In these 42 days, we will slowly unbox all that we have so painstakingly stored over the past decade and reveal our archives. Every day we will open and reveal a new segment. We will look at the prime elements of Péro — like the buttons that people identify us with or the hearts or the dolls. We will assign a room each to these elements — like the dolls of Péro, the hearts of Péro, button of Péro, textiles of People — and invite people to see our world.

 

India art fair connect

Initially, when we thought of doing things together, it was a collaboration between a fashion label and Art Fair. But eventually they realised that what we do is also a kind of art. So we thought of this showcase. Just like an artist works on his installation or art, we have our people working on each and every piece that comes out of Péro. Each of our garment is unique like any other art piece.

Unlike the usual Péro event, which is all fun and frolic, this event is a very quiet one. Visitors can clearly see that it is about understanding quality and time invested in it. And that is what makes everyone, including ourselves, pause.

 

Inspirations from other cultures

We do it all the time. If you look at the showcase garment, you will notice that the sleeves are Spanish and the yoke reminds you of a kediyu from Gujarat. Péro is all about mixing — we mix fabrics, we mix techniques, we also mix cultures.

I always give the example of an angrakha.
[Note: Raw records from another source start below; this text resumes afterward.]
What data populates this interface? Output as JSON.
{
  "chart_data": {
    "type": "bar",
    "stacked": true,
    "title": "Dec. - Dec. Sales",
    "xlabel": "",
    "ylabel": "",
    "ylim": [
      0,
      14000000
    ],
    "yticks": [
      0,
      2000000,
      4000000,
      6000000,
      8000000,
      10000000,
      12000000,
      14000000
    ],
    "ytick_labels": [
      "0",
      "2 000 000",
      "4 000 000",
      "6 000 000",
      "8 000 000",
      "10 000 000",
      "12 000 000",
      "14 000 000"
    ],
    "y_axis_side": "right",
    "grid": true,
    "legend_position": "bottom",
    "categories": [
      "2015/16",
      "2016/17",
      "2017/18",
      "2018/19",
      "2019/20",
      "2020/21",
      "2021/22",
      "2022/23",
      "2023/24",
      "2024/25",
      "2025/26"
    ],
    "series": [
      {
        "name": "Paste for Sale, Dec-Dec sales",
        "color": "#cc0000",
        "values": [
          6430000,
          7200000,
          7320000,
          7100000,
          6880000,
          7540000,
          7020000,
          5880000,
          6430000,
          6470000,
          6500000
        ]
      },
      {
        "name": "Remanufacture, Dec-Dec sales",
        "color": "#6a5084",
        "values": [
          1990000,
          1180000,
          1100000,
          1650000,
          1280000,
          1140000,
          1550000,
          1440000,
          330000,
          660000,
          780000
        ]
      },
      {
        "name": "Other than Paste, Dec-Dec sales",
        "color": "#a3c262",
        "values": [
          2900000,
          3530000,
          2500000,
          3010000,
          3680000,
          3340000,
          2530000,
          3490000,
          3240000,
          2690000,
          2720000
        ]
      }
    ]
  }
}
In India, you look at it as an ethnic garment because you know the context. But when it goes overseas, you see it as a wrap. Perhaps to be worn as an overlay with a pair of jeans and T-shirt. So we like to put the same piece out for people to interpret it in their own way. We are not emphasising on the fact that it is an Indian silhouette. Because it is mix of a lot of things, it is an angrakha with a European lace. The moment you put a garment outside its context, people look at it differently.

 

On being sustainable

This is the other part of our messaging. When you spend so much on a piece… so much that when you own it, it becomes like an heirloom. You take care of it. And because you own that beautiful piece, you don’t want more. And when you do give it to someone else, you also reduce the demand for that person.

That’s what we say about our clothes. When you own, let’s say, 10 of our beautiful couture pieces, you don’t feel the need to own more. Because we are not about fast fashion. And when people see a piece and they see that someone has spent time on it, they do not want to discard it and that is where sustainability comes, where we reduce fashion waste. You may spend more but you are really investing in quality and time.